Business Continuity and your Service
Business continuity planning makes your product prepared for worst case scenarios. That might be accidental data loss, intentional data destruction or system failure from suppliers like AWS. Essentially asking the question: what happens when things go catastrophically wrong? This relates to service standard point 14, Operate a Reliable Service
Your business continuity strategy should be:
- Appropriate and proportionate to the needs of the service and its users
- Supportable by the delivery team
- Agreed with the business
- Documented (usually as part of your service’s GitHub repo)
Conversations around business continuity should include the Business, Product, Delivery, Developers, WebOps and Technical Architecture.

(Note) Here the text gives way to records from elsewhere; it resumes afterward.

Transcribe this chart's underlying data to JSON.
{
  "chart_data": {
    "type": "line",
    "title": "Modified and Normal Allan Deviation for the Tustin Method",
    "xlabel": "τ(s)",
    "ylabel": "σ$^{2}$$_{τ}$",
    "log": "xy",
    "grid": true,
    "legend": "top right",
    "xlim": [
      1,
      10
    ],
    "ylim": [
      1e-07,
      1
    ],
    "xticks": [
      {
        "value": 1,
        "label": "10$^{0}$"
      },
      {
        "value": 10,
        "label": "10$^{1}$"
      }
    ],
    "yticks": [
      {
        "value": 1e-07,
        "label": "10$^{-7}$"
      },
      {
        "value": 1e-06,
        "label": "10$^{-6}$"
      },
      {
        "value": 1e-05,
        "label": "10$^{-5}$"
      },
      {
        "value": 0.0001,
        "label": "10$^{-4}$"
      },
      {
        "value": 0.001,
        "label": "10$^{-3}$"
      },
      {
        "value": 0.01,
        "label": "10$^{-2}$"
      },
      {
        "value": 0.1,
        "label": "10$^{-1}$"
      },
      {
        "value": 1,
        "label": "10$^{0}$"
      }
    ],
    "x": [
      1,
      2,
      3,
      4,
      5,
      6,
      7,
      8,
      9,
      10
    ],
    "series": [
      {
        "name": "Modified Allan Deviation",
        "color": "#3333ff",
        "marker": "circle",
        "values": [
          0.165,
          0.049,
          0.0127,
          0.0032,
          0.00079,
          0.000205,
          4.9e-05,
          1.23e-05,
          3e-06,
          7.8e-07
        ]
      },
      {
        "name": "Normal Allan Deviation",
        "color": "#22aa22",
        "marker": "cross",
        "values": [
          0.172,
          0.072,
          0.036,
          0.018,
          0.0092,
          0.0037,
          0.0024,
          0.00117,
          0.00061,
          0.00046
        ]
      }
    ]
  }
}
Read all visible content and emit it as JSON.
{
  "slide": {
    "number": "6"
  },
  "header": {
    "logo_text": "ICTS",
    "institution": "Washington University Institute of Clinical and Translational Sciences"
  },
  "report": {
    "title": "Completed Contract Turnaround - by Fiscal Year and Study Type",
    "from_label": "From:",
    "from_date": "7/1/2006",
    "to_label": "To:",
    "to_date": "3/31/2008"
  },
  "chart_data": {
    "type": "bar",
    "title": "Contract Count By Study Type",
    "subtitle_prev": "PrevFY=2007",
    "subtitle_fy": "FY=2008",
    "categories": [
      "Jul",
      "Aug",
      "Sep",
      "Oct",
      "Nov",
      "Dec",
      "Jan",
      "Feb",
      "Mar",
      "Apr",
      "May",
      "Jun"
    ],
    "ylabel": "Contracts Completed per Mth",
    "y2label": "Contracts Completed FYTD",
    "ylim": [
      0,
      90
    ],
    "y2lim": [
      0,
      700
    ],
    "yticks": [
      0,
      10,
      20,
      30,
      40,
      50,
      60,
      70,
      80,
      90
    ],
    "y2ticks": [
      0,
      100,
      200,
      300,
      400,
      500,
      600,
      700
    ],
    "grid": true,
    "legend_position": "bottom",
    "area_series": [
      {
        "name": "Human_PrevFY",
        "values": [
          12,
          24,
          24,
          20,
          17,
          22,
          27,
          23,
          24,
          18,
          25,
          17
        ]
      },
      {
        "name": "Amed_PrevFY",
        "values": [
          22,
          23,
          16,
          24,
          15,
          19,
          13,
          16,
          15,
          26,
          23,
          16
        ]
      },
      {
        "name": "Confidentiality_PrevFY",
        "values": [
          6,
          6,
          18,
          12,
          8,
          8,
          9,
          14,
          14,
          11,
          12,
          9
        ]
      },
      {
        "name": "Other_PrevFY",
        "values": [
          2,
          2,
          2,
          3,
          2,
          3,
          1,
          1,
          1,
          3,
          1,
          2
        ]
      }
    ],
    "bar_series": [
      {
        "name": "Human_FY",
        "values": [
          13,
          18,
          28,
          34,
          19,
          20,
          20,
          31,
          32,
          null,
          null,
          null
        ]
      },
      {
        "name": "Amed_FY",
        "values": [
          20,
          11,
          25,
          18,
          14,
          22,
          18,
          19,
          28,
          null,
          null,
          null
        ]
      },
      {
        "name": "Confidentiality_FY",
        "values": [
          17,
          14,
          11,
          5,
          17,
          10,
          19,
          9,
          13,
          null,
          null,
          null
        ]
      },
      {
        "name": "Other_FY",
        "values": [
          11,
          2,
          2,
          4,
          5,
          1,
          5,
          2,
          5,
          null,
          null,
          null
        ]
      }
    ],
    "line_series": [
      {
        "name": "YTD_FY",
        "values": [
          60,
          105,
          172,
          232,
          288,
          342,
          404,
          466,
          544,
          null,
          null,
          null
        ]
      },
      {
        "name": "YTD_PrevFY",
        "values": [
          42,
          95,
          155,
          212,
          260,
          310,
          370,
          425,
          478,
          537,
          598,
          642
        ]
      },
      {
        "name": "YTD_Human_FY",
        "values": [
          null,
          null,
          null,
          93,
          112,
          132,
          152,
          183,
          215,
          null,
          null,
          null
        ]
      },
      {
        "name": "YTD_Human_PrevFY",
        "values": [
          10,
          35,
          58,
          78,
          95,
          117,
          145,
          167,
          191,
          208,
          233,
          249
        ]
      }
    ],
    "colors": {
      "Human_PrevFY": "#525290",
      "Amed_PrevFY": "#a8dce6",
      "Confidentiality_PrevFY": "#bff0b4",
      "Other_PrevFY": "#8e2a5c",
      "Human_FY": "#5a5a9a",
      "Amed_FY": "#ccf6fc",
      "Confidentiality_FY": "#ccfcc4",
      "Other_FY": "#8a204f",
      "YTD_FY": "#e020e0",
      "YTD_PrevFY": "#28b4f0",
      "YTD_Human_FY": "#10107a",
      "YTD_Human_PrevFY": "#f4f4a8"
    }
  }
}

What to look at during the Discovery / Alpha Stage
During alpha and discovery phases you should be experimenting and testing your hypothesis. Business continuity work will be light touch at this stage. You should identify and understand what is proportional and appropriate for your product’s business continuity.
Good questions to ask include:
- What is the impact of this proposed service failing on users and the business?
- What risks exist that you need to find mitigations for?
- Which data will be key to your service functioning?
- Which data only exists in your service?
- What are the business and user expectations around response and recovery?
- What non-digital fallbacks are in place already?
Answering these will help identify areas to build on in later phases.
What to look at during Beta Stage
During private and public beta stages you should focus on how your business continuity needs will impact the MVP build and how you can avoid issues in the future.
During beta you should:
- Identify how your service is likely to fail and which components are the greatest risk
- Identify how any disaster recovery will impact how you build your infrastructure
- Define recovery point objective and recovery time objective for your service
- Identify who owns any business continuity processes inside and outside the delivery team
- Document any disaster recovery in /docs/DISASTER_RECOVERY.md
- Ensure you have a backup and restore process for key data assets
- Build familiarity with the incident management tools
- Identify if your service is dependent on other systems and how much it can operate without them
- Identify defensive coding and architectural practices to avoid or reduce dependencies
For Live products
You should document your support practices, disaster recovery plan and approaches before live assessment. However, you may have inherited a live codebase and need to bring it up to current standards.
- Do you need to retrofit a business continuity strategy for the product?
- How regularly are you testing your Disaster Recovery plan?
- Is ownership of the Disaster Recovery plan clear?
- Are the team familiar with the incident management tools?
- Have any of the business needs, user needs or contacts changed?
Differences between internal-facing and external-facing services
Requirements for recovery time (how quickly things are working again) and recovery point (what data is brought back) are different across different products and service areas depending on who uses them and the impact, both internally and externally of any downtime.
For example, downtime on a flagship service like Make An LPA has both impact to users and the business, but also reputational impact.
Some products are the canonical source of truth for data in the OPG ecosystem. Others could be rebuilt from other sources. This will have a large impact on what a proportional plan is for your service.
Some products are essential to the core work of the business and their failure has a large cost implication if staff aren’t able to work.
For example, downtime to Sirius has an impact on connected digital services and on the ability of core business functions. Whereas downtime for Complete the Deputy Report is inconvenient, but can be managed through good communication with users and stakeholders.